Defendant’s argument is not without merit. Courts generally look to lay dictionaries rather
than legal dictionaries “when defining common words or phrases that lack a unique legal
meaning.” People v Meeker, ___ Mich App ___, ___; ___ NW2d ___ (2021) (Docket
No. 355046); slip op at 4 n 2. And the word “imminent” does not have a unique legal meaning.
Further, there is no definition of “imminent” in Black’s Law Dictionary (7th ed), and the court
actually gave the jury the definition for “imminent danger.”

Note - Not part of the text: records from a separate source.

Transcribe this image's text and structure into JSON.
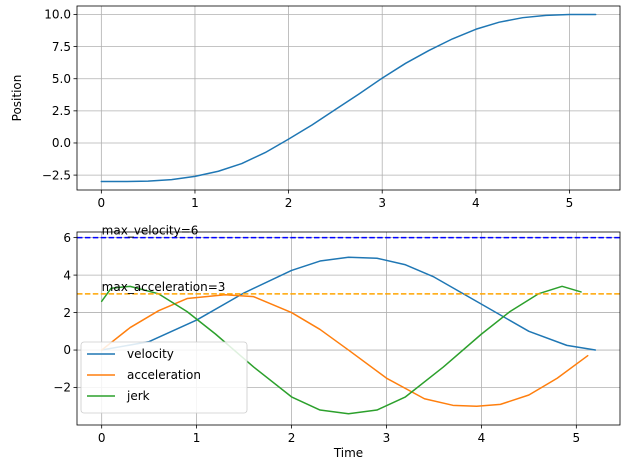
{
  "chart_data": [
    {
      "type": "line",
      "xlabel": "",
      "ylabel": "Position",
      "xlim": [
        -0.26,
        5.54
      ],
      "ylim": [
        -3.66,
        10.66
      ],
      "xticks": [
        "0",
        "1",
        "2",
        "3",
        "4",
        "5"
      ],
      "yticks": [
        "−2.5",
        "0.0",
        "2.5",
        "5.0",
        "7.5",
        "10.0"
      ],
      "grid": true,
      "series": [
        {
          "color": "#1f77b4",
          "x": [
            0,
            0.25,
            0.5,
            0.75,
            1,
            1.25,
            1.5,
            1.75,
            2,
            2.25,
            2.5,
            2.75,
            3,
            3.25,
            3.5,
            3.75,
            4,
            4.25,
            4.5,
            4.75,
            5,
            5.28
          ],
          "y": [
            -3.0,
            -3.0,
            -2.97,
            -2.85,
            -2.6,
            -2.2,
            -1.6,
            -0.75,
            0.3,
            1.4,
            2.6,
            3.8,
            5.05,
            6.2,
            7.2,
            8.1,
            8.85,
            9.4,
            9.75,
            9.93,
            10.0,
            10.0
          ]
        }
      ]
    },
    {
      "type": "line",
      "xlabel": "Time",
      "ylabel": "",
      "xlim": [
        -0.26,
        5.46
      ],
      "ylim": [
        -4.0,
        6.3
      ],
      "xticks": [
        "0",
        "1",
        "2",
        "3",
        "4",
        "5"
      ],
      "yticks": [
        "−2",
        "0",
        "2",
        "4",
        "6"
      ],
      "grid": true,
      "legend_position": "lower-left",
      "series": [
        {
          "name": "velocity",
          "color": "#1f77b4",
          "x": [
            0,
            0.5,
            1,
            1.5,
            2,
            2.3,
            2.6,
            2.9,
            3.2,
            3.5,
            4,
            4.5,
            4.9,
            5.2
          ],
          "y": [
            0.0,
            0.45,
            1.6,
            3.05,
            4.25,
            4.75,
            4.95,
            4.9,
            4.55,
            3.9,
            2.45,
            1.0,
            0.25,
            0.0
          ]
        },
        {
          "name": "acceleration",
          "color": "#ff7f0e",
          "x": [
            0,
            0.3,
            0.6,
            0.9,
            1.3,
            1.6,
            2,
            2.3,
            2.6,
            3,
            3.4,
            3.7,
            3.95,
            4.2,
            4.5,
            4.8,
            5.12
          ],
          "y": [
            0.0,
            1.2,
            2.1,
            2.75,
            2.95,
            2.85,
            2.0,
            1.1,
            0.0,
            -1.5,
            -2.6,
            -2.95,
            -3.0,
            -2.9,
            -2.4,
            -1.5,
            -0.3
          ]
        },
        {
          "name": "jerk",
          "color": "#2ca02c",
          "x": [
            0,
            0.1,
            0.3,
            0.6,
            0.9,
            1.2,
            1.6,
            2,
            2.3,
            2.6,
            2.9,
            3.2,
            3.6,
            4,
            4.3,
            4.6,
            4.85,
            5.05
          ],
          "y": [
            2.6,
            3.3,
            3.4,
            3.0,
            2.05,
            0.85,
            -0.9,
            -2.5,
            -3.2,
            -3.4,
            -3.2,
            -2.5,
            -0.9,
            0.85,
            2.05,
            3.0,
            3.4,
            3.1
          ]
        }
      ],
      "hlines": [
        {
          "y": 6,
          "color": "#0000ff",
          "label": "max_velocity=6"
        },
        {
          "y": 3,
          "color": "#ffa500",
          "label": "max_acceleration=3"
        }
      ]
    }
  ]
}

However, “[e]ven if the instructions are imperfect, there is no error if they fairly presented
the issues to be tried and sufficiently protected the defendant’s rights.” People v Milton, 257 Mich
App 467, 475; 668 NW2d 387 (2003). See also People v Lyles, 501 Mich 107, 117-118; 905
NW2d 199 (2017) (preserved instructional errors are reviewed under the harmless-error standard).

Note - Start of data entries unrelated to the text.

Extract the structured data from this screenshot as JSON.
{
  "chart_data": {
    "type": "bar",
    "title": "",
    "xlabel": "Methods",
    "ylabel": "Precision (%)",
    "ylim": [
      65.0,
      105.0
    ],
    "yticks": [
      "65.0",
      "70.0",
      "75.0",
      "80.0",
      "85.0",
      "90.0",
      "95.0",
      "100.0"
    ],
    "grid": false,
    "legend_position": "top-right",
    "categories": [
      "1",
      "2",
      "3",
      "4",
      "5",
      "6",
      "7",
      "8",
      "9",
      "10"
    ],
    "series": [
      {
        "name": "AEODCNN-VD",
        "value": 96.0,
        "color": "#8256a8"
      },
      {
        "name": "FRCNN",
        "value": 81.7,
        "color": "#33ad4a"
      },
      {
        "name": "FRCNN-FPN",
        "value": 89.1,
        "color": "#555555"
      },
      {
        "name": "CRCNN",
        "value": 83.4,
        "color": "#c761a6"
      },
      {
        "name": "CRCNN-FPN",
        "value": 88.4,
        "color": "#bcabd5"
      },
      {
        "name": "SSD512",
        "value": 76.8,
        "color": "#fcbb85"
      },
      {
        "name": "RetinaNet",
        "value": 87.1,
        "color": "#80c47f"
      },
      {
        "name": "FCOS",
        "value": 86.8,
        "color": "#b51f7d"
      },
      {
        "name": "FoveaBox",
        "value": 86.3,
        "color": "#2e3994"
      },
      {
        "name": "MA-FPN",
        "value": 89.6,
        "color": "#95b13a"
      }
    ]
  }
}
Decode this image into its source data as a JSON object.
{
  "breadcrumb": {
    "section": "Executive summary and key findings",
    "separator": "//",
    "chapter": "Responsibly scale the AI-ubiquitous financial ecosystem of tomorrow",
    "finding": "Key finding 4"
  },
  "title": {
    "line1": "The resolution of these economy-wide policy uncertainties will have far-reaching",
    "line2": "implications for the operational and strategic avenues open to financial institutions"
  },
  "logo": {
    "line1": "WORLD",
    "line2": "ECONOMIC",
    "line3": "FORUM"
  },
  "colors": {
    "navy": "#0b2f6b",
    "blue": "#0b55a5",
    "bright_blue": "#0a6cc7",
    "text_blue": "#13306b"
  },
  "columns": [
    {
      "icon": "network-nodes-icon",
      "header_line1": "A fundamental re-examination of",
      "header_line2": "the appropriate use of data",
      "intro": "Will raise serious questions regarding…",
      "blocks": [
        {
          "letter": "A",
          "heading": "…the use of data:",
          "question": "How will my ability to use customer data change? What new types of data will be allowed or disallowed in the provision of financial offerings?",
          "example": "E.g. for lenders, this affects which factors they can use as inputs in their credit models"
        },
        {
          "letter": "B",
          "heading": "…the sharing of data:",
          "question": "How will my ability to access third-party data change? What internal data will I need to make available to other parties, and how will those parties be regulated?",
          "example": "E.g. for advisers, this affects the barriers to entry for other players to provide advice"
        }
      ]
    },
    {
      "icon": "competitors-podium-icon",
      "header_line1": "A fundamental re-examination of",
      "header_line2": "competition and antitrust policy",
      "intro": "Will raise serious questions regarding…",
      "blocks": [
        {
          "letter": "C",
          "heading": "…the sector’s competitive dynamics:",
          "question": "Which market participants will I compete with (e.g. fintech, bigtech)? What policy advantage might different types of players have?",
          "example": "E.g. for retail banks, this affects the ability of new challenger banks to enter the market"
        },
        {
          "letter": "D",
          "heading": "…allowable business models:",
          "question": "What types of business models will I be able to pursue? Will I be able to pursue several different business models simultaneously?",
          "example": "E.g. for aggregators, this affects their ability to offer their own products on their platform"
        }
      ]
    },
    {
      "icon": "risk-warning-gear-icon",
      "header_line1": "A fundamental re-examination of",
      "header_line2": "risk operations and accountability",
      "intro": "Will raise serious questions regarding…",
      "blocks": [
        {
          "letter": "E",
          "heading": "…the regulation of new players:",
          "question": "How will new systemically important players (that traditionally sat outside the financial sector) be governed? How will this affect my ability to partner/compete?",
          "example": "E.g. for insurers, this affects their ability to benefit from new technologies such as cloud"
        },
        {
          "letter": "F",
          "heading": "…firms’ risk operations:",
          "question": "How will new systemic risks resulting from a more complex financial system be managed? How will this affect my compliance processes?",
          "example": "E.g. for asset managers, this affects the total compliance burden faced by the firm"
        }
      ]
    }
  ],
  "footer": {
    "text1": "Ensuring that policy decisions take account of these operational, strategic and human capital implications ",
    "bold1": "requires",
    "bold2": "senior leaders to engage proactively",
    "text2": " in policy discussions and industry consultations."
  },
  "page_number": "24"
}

Defendant fails to establish prejudice from the definition used by the trial court. Defendant asserts
that the trial court’s definition does not conform with MCL 780.972(1), but he fails to explain how
the court’s definition misaligns with the statutory language. Indeed, the court’s definition
requiring an “immediate threatened injury or death sufficient to cause a reasonable and prudent
person to defend himself or herself or another individual,” comports well enough with the statute.

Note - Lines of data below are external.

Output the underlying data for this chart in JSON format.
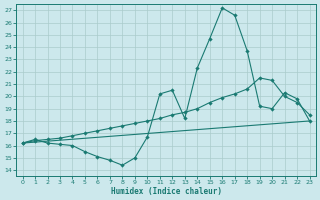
{
  "xlabel": "Humidex (Indice chaleur)",
  "bg_color": "#cce8ec",
  "grid_color": "#aacccc",
  "line_color": "#1a7a72",
  "xlim": [
    -0.5,
    23.5
  ],
  "ylim": [
    13.5,
    27.5
  ],
  "yticks": [
    14,
    15,
    16,
    17,
    18,
    19,
    20,
    21,
    22,
    23,
    24,
    25,
    26,
    27
  ],
  "xticks": [
    0,
    1,
    2,
    3,
    4,
    5,
    6,
    7,
    8,
    9,
    10,
    11,
    12,
    13,
    14,
    15,
    16,
    17,
    18,
    19,
    20,
    21,
    22,
    23
  ],
  "line1_x": [
    0,
    1,
    2,
    3,
    4,
    5,
    6,
    7,
    8,
    9,
    10,
    11,
    12,
    13,
    14,
    15,
    16,
    17,
    18,
    19,
    20,
    21,
    22,
    23
  ],
  "line1_y": [
    16.2,
    16.5,
    16.2,
    16.1,
    16.0,
    15.5,
    15.1,
    14.8,
    14.4,
    15.0,
    16.7,
    20.2,
    20.5,
    18.2,
    22.3,
    24.7,
    27.2,
    26.6,
    23.7,
    19.2,
    19.0,
    20.3,
    19.8,
    18.0
  ],
  "line2_x": [
    0,
    1,
    2,
    3,
    4,
    5,
    6,
    7,
    8,
    9,
    10,
    11,
    12,
    13,
    14,
    15,
    16,
    17,
    18,
    19,
    20,
    21,
    22,
    23
  ],
  "line2_y": [
    16.2,
    16.4,
    16.5,
    16.6,
    16.8,
    17.0,
    17.2,
    17.4,
    17.6,
    17.8,
    18.0,
    18.2,
    18.5,
    18.7,
    19.0,
    19.5,
    19.9,
    20.2,
    20.6,
    21.5,
    21.3,
    20.0,
    19.5,
    18.5
  ],
  "line3_x": [
    0,
    23
  ],
  "line3_y": [
    16.2,
    18.0
  ]
}
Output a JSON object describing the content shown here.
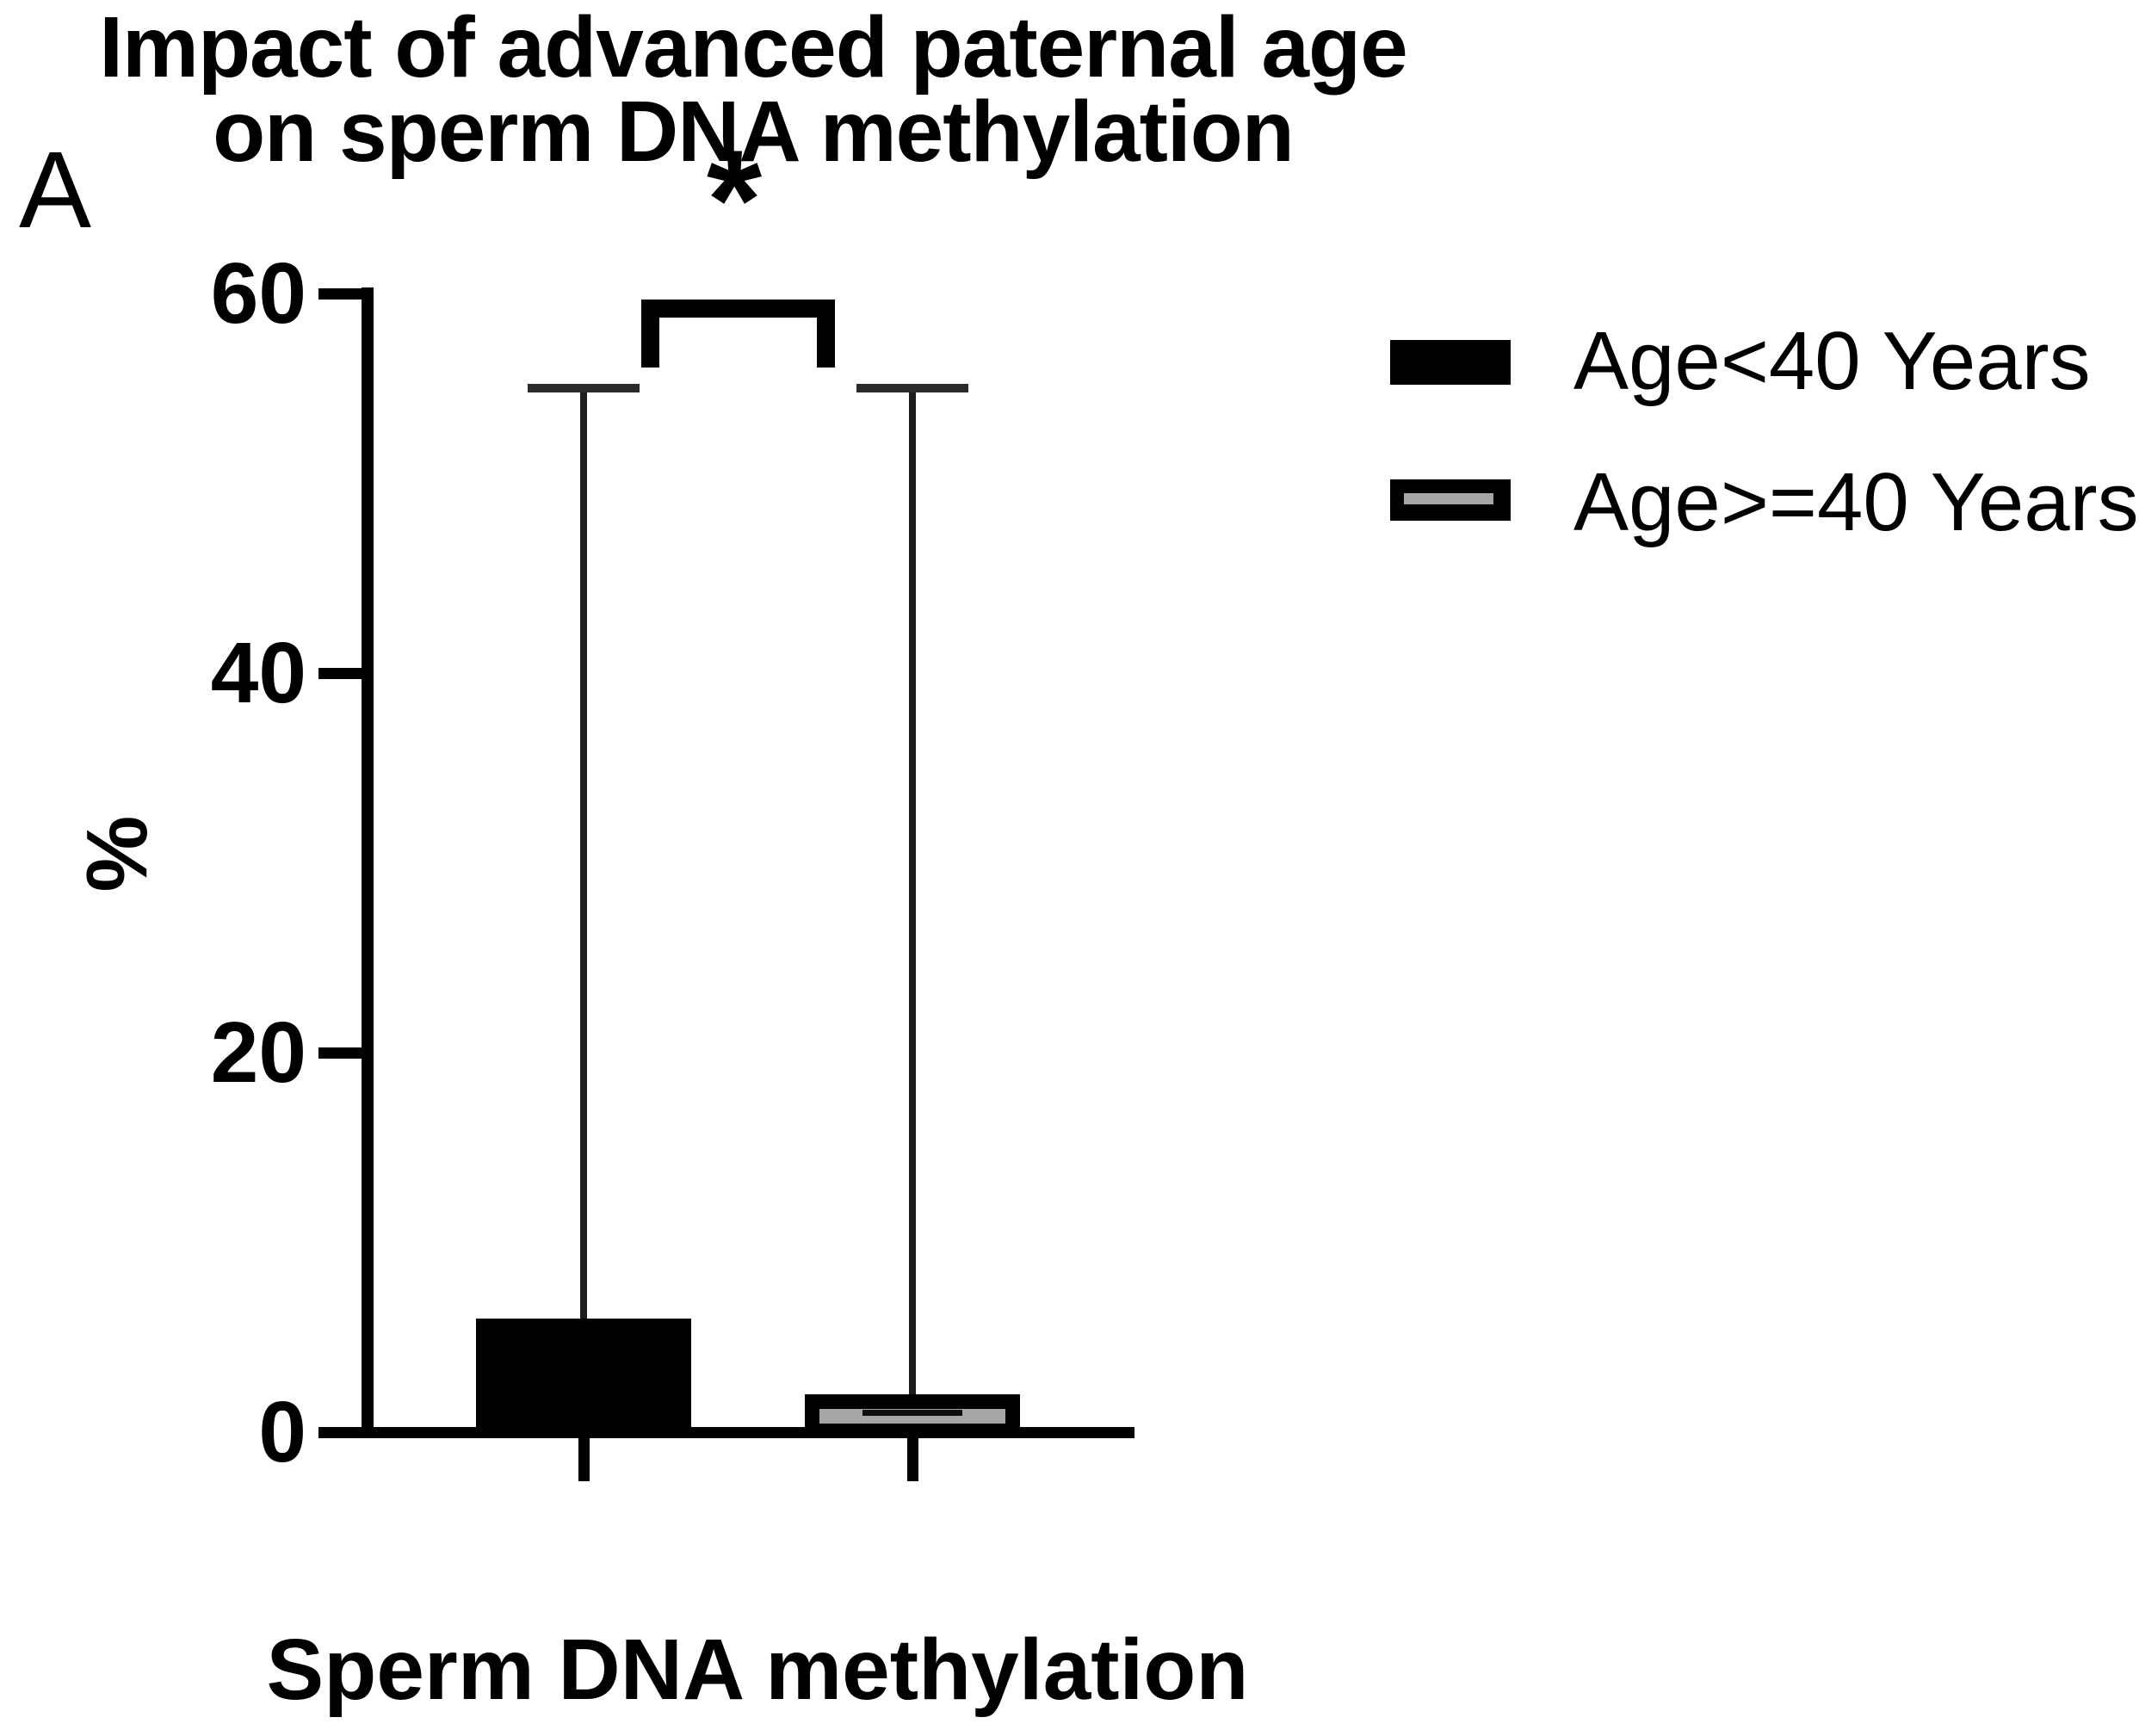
{
  "panel_label": "A",
  "title": {
    "line1": "Impact of advanced paternal age",
    "line2": "on sperm DNA methylation"
  },
  "significance": {
    "label": "*",
    "between": [
      "Age<40 Years",
      "Age>=40 Years"
    ]
  },
  "axes": {
    "y_label": "%",
    "x_label": "Sperm DNA methylation"
  },
  "legend": {
    "items": [
      {
        "label": "Age<40 Years",
        "fill": "#000000",
        "stripe": null
      },
      {
        "label": "Age>=40 Years",
        "fill": "#000000",
        "stripe": "#a6a6a6"
      }
    ]
  },
  "colors": {
    "bar_lt40": "#000000",
    "bar_gte40_fill": "#a6a6a6",
    "bar_gte40_border": "#000000",
    "axis": "#000000"
  },
  "chart_data": {
    "type": "bar",
    "title": "Impact of advanced paternal age on sperm DNA methylation",
    "panel": "A",
    "categories": [
      "Sperm DNA methylation"
    ],
    "series": [
      {
        "name": "Age<40 Years",
        "values": [
          6
        ],
        "error_top": [
          55
        ],
        "fill": "#000000",
        "style": "solid"
      },
      {
        "name": "Age>=40 Years",
        "values": [
          2
        ],
        "error_top": [
          55
        ],
        "fill": "#a6a6a6",
        "style": "outlined"
      }
    ],
    "ylabel": "%",
    "xlabel": "Sperm DNA methylation",
    "ylim": [
      0,
      60
    ],
    "yticks": [
      0,
      20,
      40,
      60
    ],
    "grid": false,
    "legend_position": "right",
    "annotations": [
      {
        "type": "significance-bracket",
        "label": "*",
        "between": [
          "Age<40 Years",
          "Age>=40 Years"
        ]
      }
    ]
  }
}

See MCL 780.972(1).8 Further, while defendant argues that the “expressed confusion” of the jury
warrants reversal, he does not explain how the trial court’s additional instruction did not adequately
address the jury’s confusion. Nor does defendant argue that the jury would have reached a
different result had the court provide a definition from a lay dictionary, and we see no basis to
reach that conclusion given the ample evidence presented that there was not an imminent threat
requiring the use of deadly force. Accordingly, we conclude that the additional instruction
provided by the trial court does not require reversal.
Affirmed.
/s/ Michael J. Riordan
/s/ Michael J. Kelly
/s/ Douglas B. Shapiro
8
MCL 780.972(1) states in pertinent part:
(1) An individual who has not or is not engaged in the commission of a
crime at the time he or she uses deadly force may use deadly force against another
individual anywhere he or she has the legal right to be with no duty to retreat if
either of the following applies:
(a) The individual honestly and reasonably believes that the use of deadly
force is necessary to prevent the imminent death of or imminent great bodily harm
to himself or herself or to another individual.